Amitabh Bachchan recalls, “I remember while narrating the script, Salim-Javed stopped after five to ten minutes and said, Deewar would run at least for ten to fifteen weeks. After half an hour, they stopped again and said, it would run for at least twenty-five weeks. And after they completed the narration, they said that it would run at least fifty to seventy-five weeks...all in jest, of course.” For once, the duo was wrong. Deewar went on to run for one hundred and fifty weeks in many centres with daily showings even three years after its release.


The Political Backdrop

The film is set in the seventies when the ‘imagined community’ of the nation was being threatened by a repressive state. This crisis came to a head when Prime Minister Indira Gandhi declared a state of emergency in 1975. Madhava Prasad describes this moment as one of ‘deep disaggregation’ of familiar structures resulting in the ‘de-legitimisation of the authority of the state’. Popular Hindi cinema’s response was thematised in the figure of the ‘angry man’ – an anti-state, if not anti-national figure, embodied in the brooding and angry screen persona of Amitabh Bachan, who became a symbol of urban working-class militancy. Rejecting the state and accumulating wealth via the underworld, Bachchan’s character (Vijay) in Deewaar is supposed to have been modeled on the real-life don, Haaji Mastan. Mastan’s meteoric rise from a humble dockyard worker to a key player in Bombay’s underworld parallels Vijay’s own career in the film.


The hope to unseat Indira Gandhi was lost when she resorted to strong-arm tactics, breaking the back of labour movements and adopting an authoritarian stance in national politics. All this led to the crackdown in 1975 when Indira Gandhi declared a "National Emergency" that suspended all fundamental rights of citizens. It was a nineteen-month period of vicious political persecution, reminiscent of British Rule, directed at anyone who dared to oppose the government, a short-sighted attempt by the Indira Gandhi government to stay in power.


The price of this reign of terror was steep. In the 1977 election after the Emergency was lifted, the Congress Party lost power for the first time in independent India's history, ending its thirty-year dominance after 75 years of political influence. The repression fueled many stories about the arrests of top leaders and powerful figures who had fallen out of favour with the ruling Congress. One such tale involved the legendary smuggler Haji Mastaan. Years later, Salim-Javed believed that after Deewar’s massive success, Mastaan rode on the film’s fame, though Vijay (Amitabh Bachchan) bore little resemblance to his life as a coolie in the docks.

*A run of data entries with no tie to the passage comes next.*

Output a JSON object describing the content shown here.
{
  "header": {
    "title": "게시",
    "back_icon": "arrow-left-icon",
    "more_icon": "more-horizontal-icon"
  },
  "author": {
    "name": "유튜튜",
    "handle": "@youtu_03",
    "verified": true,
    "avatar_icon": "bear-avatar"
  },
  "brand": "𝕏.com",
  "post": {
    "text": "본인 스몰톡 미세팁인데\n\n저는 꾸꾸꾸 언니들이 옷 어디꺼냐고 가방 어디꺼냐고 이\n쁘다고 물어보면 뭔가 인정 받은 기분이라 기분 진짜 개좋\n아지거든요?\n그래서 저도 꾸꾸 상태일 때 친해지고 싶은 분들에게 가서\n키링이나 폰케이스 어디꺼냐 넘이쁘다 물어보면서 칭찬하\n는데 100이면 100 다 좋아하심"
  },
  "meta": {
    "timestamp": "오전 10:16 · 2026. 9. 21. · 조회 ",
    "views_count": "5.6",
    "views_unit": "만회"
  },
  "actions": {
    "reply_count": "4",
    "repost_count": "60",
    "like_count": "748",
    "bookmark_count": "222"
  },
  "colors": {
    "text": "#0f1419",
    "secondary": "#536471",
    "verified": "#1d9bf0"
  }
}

We glimpse a Bombay unlike that seen in other mainstream films of the time—one marked by educated youth facing unemployment, rising smuggling, drugs, mafia lords, and people living in shanties under railway bridges, on platforms, or in huts constantly at the mercy of the rains. Slum children are denied education and pushed into labour, while men endure exploitative, weekly contract work at the docks. Meanwhile, uneducated, poor migrant housewives toil under heavy loads at construction sites.


This offers a socio-political reading of the film, except for Anita, the prostitute Vijay meets in a bar. There is no backstory of a family falling on hard times, forcing a daughter into prostitution. Glamour exists only in posh hotels, lavish bars, and luxury apartments owned by underworld figures like Davar, Vijay’s sharply dressed boss and rival in gold smuggling, and Samant, played by Madan Puri. Romance is minimal, with a few songs between Ravi and his girlfriend, reluctantly included by Salim-Javed and Yash Chopra at the producer’s insistence. Fortunately, when the film was made, despite Indira Gandhi’s Emergency and press censorship, politics, crime, and movies remained separate—unlike today, where their nexus is well known.